Victoria Roberts

Personal information
- Born: 10 March 1978 (age 48)
- Years active: 1992–2007

Sport
- Sport: Rowing
- Club: UTS Haberfield Rowing Club

Medal record
Women's rowing
Representing Australia
| Gold medal – first place | 2001 Lucerne | W8+ |
| Gold medal – first place | 2001 Lucerne | W4- |
| Gold medal – first place | 2002 Seville | W4- |
| Silver medal – second place | 2002 Seville | W8+ |
| Bronze medal – third place | 2007 Munich | W4- |

= Victoria Roberts (rower) =

Australian rower

Victoria Roberts (born 10 March 1978 in London) is an Australian former rower, a dual Olympian, and a three-time world champion. She went back-to-back winning the coxless four World Championship title in 2001 and 2002.

==Club and state rowing==
Roberts' senior rowing was done from the UTS Haberfield Rowing Club in Sydney. She was awarded a scholarship to the AIS prior to her 2001 World Championship success.

Roberts rowed in state representative eights for New South Wales contesting the Interstate women's eight championship for the ULVA Trophy and later the Queen Elizabeth II Cup at the Australian Rowing Championships. She represented her state in 1999, 2006 and consecutively from 2001 to 2004, rowing to victories in the seven seat in 2002, 2003 and 2004.

She raced in UTS Haberfield colours in composite crews contesting national titles at the Australian Rowing Championships in 2007 (W4- and W2-).

==International rowing career==
===World Championships===
Roberts was first considered for Australian representative honours when she was selected in the coxless four who placed third at the World Rowing Cup III in Lucerne in 1999. She was not picked in the pair or the eight for that year's Senior World Championships in St Catharine's but was selected for the U23 World Championships in Hamburg where she won a silver medal in a coxless four with Rebecca Sattin, Deidre Coates and Angela Heitman.

In 2000 she made the Australian women's eight who won bronze at two World Rowing Cups in the lead up to the Olympics. For the 2000 Sydney Olympics she rowed in the eight who had a credible fifth placing in the final.

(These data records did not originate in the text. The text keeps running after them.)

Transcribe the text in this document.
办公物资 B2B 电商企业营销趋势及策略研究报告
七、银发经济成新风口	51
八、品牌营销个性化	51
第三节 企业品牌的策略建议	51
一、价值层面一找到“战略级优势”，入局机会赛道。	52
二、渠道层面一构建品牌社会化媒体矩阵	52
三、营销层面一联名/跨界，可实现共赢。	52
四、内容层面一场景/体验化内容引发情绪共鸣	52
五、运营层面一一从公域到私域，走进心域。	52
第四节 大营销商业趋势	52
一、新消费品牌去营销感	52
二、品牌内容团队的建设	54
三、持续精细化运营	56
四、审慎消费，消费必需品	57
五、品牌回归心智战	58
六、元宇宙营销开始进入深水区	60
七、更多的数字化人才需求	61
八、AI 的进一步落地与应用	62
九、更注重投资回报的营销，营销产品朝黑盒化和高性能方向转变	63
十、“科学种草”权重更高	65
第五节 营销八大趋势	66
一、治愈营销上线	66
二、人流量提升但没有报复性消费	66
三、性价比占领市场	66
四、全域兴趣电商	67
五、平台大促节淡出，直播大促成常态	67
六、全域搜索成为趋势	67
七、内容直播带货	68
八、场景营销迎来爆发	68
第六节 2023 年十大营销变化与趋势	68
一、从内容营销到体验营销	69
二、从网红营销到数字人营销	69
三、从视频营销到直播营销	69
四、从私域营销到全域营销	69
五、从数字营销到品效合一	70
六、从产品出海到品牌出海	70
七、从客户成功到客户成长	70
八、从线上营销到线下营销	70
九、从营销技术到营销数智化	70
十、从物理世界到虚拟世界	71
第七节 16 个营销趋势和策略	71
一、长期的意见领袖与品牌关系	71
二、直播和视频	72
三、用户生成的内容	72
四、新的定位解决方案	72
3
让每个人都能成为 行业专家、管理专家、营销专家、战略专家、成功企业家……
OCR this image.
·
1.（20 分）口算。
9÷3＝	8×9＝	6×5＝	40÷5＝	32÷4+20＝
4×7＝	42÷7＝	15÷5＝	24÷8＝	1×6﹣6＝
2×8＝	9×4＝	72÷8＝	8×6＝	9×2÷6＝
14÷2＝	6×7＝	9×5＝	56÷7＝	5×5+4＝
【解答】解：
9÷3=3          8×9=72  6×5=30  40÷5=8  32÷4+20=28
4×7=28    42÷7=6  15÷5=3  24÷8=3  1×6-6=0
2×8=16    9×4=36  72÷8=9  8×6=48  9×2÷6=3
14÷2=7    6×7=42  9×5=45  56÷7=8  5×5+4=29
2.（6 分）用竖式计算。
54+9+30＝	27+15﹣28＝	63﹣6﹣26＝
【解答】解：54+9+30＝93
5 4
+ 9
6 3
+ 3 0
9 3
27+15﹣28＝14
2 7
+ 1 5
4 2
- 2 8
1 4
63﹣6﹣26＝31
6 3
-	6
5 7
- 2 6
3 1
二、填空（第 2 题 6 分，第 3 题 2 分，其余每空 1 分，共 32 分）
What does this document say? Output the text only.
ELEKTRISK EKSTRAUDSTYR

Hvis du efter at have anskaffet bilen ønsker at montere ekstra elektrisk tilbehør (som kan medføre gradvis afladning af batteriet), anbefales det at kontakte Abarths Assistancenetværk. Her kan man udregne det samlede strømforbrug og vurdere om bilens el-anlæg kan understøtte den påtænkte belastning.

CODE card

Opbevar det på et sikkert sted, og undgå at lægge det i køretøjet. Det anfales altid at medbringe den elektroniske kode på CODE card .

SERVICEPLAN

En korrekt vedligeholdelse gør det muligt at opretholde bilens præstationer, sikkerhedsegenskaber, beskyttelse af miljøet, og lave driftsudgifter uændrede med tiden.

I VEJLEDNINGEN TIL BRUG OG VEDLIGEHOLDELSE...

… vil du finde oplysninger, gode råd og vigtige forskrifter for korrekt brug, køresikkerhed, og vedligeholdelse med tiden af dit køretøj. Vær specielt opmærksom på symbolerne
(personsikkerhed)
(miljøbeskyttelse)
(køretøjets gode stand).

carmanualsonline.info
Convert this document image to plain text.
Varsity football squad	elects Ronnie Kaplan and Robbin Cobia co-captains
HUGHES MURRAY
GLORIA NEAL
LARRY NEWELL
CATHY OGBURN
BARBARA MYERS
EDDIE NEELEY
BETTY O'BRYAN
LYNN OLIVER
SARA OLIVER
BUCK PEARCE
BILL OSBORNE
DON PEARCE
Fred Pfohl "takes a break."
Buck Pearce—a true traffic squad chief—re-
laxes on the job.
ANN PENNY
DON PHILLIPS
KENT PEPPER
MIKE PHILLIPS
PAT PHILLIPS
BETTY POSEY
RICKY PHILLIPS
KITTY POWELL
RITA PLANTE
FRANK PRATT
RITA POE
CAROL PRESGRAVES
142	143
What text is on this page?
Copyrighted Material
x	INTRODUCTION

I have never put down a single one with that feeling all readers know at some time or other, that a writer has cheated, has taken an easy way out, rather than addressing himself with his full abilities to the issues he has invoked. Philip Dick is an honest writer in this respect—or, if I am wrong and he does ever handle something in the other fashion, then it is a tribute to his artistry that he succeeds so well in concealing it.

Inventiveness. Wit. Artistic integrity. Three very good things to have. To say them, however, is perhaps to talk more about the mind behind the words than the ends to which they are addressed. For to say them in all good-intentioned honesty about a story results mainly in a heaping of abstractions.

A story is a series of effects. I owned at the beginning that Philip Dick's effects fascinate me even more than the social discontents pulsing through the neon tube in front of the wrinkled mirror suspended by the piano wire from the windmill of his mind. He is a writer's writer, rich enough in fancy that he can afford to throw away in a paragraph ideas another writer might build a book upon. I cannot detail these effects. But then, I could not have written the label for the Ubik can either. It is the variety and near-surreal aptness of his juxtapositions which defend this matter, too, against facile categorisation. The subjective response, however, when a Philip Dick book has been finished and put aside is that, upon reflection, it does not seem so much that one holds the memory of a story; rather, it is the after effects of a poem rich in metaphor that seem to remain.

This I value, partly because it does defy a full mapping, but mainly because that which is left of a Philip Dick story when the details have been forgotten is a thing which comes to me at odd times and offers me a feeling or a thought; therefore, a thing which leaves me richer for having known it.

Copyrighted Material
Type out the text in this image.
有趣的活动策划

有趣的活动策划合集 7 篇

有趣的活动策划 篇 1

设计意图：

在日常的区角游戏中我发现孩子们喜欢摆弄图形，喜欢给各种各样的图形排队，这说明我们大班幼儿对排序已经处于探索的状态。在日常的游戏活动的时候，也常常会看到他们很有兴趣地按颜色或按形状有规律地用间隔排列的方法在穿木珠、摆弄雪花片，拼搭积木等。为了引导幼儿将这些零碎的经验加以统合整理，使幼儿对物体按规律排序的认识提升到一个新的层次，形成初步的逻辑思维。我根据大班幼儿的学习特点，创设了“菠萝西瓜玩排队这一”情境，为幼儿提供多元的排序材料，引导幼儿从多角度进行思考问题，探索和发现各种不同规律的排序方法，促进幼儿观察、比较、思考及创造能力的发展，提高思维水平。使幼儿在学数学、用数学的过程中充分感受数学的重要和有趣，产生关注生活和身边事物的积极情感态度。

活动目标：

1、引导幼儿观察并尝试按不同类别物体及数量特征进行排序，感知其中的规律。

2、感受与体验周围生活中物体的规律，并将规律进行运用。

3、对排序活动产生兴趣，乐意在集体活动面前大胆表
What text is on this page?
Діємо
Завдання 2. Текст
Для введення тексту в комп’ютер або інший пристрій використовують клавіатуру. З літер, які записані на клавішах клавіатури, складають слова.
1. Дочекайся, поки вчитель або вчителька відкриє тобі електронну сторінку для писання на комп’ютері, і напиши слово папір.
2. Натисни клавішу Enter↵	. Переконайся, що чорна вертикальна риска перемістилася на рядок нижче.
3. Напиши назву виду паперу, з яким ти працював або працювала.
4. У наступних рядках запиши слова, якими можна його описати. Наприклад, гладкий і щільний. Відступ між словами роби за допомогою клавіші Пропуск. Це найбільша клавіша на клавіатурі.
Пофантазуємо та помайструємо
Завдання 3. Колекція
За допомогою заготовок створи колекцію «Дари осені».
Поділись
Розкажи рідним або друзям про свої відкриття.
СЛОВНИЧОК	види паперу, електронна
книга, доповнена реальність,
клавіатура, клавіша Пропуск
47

Roberts was selected in the Australian squad for the 2001 international tour. In their first competitive outing of the 2001 season, racing as an Australian Institute of Sport selection eight at Henley Royal Regatta, Roberts won the 2001 Henley Prize for women's eights (from 2002 this event was renamed the Remenham Challenge Cup). She was then selected in two Australian senior crews for the World Rowing Cup IV regatta in Munich Germany. The coxless four won that regatta and the Australian eight placed second but were on track for possible World Championship success. A month later at the 2001 World Rowing Championships in Lucerne, Roberts rowed at seven in the Australian women's heavyweight crew stroked by Kristina Larsen to win Australia's first ever women's eight World Championship title. With their excellent pre-Championship form Roberts doubled-up with Jo Lutz, Julia Wilson and Jane Robinson in the coxless four and also won gold. Roberts came home from Switzerland as a dual World Champion and a member of the first Australian crew to win the women's eight event at Henley.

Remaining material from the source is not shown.